We present a case of a 56 year-old man diagnosed with systemic mastocytosis by the dermatologists on presentation with classical skin lesions, confirmatory bone marrow biopsy and a tryptase level 105 ug/L (NR 2-14). Further genetic testing confirmed KIT D816V mutation. DEXA bone densitometry at diagnosis revealed marked osteoporosis (Lumbar T score -3.7 (Z -3.5), Femoral Neck T score of -2.0 (Z -1.1). He had no history of low trauma fracture and no relevant family history. Other osteoporosis risk factors included alcohol use, smoking history, minimal weight-bearing exercise, previous vitamin D deficiency and SSRI use.
He was treated with calcium and vitamin D supplements and weekly oral bisphosphonate. Due to gastrointestinal side-effects, he was switched to intravenous zoledronate. This has resulted in stabilisation of his osteoporosis on repeat DEXA bone densitometry and no fragility fractures.
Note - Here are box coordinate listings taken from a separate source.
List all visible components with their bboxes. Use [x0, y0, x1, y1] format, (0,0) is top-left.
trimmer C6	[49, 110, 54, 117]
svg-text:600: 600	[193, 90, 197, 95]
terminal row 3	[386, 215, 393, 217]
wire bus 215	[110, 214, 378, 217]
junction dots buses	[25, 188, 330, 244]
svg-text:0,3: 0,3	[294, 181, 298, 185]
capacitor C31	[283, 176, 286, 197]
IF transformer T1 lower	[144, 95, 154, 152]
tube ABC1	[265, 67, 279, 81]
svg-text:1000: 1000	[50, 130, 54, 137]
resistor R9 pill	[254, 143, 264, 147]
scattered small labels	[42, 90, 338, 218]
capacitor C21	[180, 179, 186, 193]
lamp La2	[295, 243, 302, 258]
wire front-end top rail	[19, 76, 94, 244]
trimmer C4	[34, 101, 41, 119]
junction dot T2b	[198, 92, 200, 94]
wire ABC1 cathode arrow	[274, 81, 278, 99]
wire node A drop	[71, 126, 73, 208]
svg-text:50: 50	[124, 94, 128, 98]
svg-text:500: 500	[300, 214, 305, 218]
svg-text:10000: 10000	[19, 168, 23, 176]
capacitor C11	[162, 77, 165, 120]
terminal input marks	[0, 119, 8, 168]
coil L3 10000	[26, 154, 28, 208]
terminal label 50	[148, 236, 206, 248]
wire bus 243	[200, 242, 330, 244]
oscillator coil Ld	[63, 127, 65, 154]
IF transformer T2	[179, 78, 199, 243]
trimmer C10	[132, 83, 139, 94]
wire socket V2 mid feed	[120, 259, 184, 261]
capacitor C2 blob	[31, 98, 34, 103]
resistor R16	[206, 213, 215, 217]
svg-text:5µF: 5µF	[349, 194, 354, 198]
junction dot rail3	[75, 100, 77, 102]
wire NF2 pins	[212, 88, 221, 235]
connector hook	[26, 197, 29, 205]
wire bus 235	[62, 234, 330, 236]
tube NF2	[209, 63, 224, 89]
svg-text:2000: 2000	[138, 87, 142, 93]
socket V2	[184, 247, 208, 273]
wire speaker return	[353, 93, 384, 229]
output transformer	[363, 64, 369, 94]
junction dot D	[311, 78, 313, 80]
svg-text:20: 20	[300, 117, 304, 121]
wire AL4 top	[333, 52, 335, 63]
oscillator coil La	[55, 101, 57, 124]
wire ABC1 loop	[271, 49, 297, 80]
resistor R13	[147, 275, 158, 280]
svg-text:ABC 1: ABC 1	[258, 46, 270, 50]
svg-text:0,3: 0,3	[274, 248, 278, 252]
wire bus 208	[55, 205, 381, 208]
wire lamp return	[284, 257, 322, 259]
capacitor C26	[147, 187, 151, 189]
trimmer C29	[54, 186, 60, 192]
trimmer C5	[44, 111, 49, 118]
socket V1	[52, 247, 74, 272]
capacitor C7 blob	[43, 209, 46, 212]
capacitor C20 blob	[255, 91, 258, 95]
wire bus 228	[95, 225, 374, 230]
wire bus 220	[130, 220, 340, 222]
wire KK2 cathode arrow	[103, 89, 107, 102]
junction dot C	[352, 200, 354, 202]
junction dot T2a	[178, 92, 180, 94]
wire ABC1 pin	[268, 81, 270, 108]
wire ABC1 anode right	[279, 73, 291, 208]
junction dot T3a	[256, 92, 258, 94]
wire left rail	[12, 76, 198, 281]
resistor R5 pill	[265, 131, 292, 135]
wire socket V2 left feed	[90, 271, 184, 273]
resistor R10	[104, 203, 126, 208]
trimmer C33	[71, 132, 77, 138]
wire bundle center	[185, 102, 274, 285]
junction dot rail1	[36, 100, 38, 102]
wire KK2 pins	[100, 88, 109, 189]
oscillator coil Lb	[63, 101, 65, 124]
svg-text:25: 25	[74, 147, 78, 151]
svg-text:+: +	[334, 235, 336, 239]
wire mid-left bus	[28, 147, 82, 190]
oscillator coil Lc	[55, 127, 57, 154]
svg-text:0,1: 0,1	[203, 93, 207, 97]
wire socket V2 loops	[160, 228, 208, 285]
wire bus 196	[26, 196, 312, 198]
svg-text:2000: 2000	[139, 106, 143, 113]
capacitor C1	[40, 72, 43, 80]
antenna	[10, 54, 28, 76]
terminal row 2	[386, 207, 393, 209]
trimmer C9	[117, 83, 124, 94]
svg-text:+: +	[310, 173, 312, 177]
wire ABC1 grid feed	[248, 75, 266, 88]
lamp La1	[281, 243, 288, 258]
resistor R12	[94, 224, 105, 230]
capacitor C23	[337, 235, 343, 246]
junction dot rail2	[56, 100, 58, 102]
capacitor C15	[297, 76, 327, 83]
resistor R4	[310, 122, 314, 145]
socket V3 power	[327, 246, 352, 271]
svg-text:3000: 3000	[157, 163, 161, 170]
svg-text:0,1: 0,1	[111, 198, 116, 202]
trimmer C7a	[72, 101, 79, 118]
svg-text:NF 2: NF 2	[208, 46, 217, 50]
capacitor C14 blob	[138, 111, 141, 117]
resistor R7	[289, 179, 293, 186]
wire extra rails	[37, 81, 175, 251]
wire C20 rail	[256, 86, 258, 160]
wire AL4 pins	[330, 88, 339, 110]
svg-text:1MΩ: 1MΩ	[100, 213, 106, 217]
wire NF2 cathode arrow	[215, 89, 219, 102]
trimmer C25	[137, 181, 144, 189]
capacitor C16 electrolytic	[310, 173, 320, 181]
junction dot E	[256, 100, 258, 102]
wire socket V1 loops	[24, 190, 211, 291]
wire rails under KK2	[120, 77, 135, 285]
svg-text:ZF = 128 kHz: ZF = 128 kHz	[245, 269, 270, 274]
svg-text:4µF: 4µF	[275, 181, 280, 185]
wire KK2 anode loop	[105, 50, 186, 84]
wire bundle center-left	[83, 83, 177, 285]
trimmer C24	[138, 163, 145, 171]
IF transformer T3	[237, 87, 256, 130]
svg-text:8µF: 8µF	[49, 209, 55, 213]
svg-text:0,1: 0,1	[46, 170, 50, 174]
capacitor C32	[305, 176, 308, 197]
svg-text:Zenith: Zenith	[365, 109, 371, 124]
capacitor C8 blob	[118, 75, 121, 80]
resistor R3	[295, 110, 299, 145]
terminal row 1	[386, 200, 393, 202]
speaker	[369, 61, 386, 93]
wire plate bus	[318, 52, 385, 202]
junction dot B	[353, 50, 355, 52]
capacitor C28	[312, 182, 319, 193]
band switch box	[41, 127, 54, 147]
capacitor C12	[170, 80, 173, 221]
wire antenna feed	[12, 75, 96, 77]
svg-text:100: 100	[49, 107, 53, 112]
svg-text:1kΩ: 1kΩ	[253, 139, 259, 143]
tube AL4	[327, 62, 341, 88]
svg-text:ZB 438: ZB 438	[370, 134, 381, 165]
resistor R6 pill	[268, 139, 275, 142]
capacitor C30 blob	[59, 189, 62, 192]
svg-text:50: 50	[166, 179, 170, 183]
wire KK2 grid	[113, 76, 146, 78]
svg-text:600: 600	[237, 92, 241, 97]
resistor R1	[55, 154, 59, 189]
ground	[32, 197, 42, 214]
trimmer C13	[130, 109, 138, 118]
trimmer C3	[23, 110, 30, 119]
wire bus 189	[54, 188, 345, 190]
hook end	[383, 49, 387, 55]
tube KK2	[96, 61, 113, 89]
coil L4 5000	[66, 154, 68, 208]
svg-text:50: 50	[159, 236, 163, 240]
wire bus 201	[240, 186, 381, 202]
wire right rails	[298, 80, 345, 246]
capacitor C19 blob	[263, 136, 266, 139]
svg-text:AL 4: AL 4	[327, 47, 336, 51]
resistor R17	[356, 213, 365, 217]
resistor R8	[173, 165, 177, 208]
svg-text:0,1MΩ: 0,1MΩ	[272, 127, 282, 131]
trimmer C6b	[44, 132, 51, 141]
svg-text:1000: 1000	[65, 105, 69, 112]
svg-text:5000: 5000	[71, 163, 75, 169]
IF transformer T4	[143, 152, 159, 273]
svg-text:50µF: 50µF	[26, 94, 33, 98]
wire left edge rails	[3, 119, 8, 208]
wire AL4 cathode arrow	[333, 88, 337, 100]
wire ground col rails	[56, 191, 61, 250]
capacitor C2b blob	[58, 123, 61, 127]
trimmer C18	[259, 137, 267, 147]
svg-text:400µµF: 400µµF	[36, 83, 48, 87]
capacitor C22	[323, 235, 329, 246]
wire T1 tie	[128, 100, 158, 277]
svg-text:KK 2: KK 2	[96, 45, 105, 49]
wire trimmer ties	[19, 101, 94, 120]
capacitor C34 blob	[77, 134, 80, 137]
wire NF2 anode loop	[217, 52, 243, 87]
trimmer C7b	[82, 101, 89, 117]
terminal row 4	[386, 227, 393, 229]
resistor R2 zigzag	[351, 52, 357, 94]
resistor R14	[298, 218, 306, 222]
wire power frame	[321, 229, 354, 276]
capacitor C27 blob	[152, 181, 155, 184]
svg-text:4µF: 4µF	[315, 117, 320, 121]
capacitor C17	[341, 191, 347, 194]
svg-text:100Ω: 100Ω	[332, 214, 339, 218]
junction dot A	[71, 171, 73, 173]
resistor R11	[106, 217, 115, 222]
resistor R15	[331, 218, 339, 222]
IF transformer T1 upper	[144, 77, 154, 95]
The finding of osteoporosis in young men or pre-menopausal women must direct the clinician to carefully exclude any secondary causes of osteoporosis. Systemic mastocytosis is a rare but important cause and requires a partnership with dermatologists. It comprises a heterogenous group of mast cell proliferation disorders, with infiltration of multiple organs including skin and bone. The precise pathophysiology of osteoporosis in systemic mastocytosis is poorly understood but bone involvement is common with osteoporosis being the most common manifestation. The risk of osteoporotic fractures is high especially in men. Furthermore, back pain secondary to osteoporotic fracture may be the only presenting symptom in systemic mastocytosis.
This case highlights the need to consider systemic mastocystosis as a cause of osteoporosis especially in younger men and pre-menopausal women with or without associated skin lesions. Treatment with bisphosphonates remain the first-line treatment for mastocytosis-related osteoporosis and close liaison with dermatologists is advised.